For Island Creek Oyster Bar, also in Boston, mouthfeel was a driving factor. The wine list here runs light to heavy, from "Genuine Luster" to "Large as Life" for whites. "Just like our dinner menu has a dining progression, so does the wine list," says wine director Noell Dorsey. "You used to see the classical drinking progression more often in the past when dining was considered more of an event. One would have an aperitif before dinner to stimulate their appetite, then move on from lighter to richer wines throughout the meal, ending with a digestif or dessert wine." This consideration to a wine's body holds true at Island Creek, but generally in relation to white wines, as that's the color which best pairs with the restaurant's seafood-centered menu.

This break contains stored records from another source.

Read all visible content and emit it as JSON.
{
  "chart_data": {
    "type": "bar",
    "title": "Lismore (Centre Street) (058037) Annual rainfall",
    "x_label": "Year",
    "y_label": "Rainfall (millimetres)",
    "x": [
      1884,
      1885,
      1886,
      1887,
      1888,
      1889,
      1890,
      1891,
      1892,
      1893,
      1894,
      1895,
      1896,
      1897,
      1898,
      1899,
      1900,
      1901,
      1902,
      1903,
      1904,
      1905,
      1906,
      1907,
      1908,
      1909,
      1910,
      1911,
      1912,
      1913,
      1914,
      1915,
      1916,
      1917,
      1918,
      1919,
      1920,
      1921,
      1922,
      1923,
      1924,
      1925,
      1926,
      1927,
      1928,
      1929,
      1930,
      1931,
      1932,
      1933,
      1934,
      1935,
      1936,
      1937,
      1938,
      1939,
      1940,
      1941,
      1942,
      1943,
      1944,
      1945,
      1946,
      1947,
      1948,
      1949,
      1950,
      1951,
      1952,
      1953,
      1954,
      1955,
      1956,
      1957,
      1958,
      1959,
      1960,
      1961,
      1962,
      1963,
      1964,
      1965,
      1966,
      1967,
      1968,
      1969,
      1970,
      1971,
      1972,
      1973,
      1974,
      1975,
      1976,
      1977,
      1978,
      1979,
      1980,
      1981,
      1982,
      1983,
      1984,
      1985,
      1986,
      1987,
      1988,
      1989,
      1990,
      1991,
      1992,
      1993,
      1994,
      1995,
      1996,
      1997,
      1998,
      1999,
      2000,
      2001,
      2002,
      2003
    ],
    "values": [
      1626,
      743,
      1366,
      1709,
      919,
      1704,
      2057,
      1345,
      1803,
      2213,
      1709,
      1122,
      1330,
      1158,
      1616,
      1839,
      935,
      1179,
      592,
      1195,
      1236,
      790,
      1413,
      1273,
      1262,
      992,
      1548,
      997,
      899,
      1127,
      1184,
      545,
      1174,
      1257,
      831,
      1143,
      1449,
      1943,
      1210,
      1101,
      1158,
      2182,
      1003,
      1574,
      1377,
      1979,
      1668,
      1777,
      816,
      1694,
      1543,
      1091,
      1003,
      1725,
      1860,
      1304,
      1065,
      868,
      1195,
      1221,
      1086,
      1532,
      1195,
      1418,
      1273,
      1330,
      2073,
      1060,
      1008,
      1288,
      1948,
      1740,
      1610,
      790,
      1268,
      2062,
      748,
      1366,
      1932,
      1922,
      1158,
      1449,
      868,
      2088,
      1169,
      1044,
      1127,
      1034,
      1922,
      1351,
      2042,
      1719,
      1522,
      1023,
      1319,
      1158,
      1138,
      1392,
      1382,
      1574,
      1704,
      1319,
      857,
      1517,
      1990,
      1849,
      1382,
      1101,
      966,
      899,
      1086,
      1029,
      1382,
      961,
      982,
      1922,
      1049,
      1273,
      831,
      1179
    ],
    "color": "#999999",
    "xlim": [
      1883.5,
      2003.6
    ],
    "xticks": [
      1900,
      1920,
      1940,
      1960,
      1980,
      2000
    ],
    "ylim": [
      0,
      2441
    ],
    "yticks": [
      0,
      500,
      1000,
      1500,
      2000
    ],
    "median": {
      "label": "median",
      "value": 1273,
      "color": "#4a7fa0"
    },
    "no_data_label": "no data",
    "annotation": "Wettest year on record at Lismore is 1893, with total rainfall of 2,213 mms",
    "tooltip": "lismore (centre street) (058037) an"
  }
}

San Francisco's Bon Marché caters its wines to its food, too. Descriptions are meant to guide diners based on specific food orders, using descriptors like "For Savory and Gamey Meats," "For Decadence—Onion Soup, Bone Marrow, and Burgers," and "For Things With Shells." For big spenders, though, a separate column of "$100 and Up" varieties stands alone.
Over in New York, a handful of restaurants are drawing inspiration from pop culture. At Xixa in Brooklyn, iconic women rule wine. Elizabeth Taylor, Scarlett O’Hara and Eva Perón represent the reds, meanwhile Twiggy, Dolly Parton, Coco Chanel embody whites. A rep for the Mexican restaurant explains that each woman embodies unique characteristics related to the wines it categorizes, and ultimately the decision to classify wine in such a distinct manner was to distract guests from their regular routines.
Meanwhile, at chef Sarah Simmons’ North Carolina-rooted eatery Birds & Bubbles, the team organizes its bubbles via song lyrics, movie titles, and more. Outcast's "So Fresh and So Clean!" groups lighter-style Champagnes, while "Pretty In Pink" defines rosé sparklers. "The Darker The Berry…" calls out Champagnes made from red-skinned berries, while non-vintage Champagnes are described by "Sugar Pie, Honey Brioche."
Finally, over at The Gander, sommelier-approved white wines are labeled as "Juice We’ve Been Groovin’ On," with sections divided by body: "Nice & Light," "Monkey in the Middle," and "Full Metal Jacket (or Heavy Metal)." Chef and owner Jesse Schenker turned to a more playful approach to talk about wine in effort to better explain bottles beyond producer and grape. Per Schenker, "Sometimes wine lists can be tough to navigate. These fun pages give our guests a quick and easy way to see what we've been groovin' on."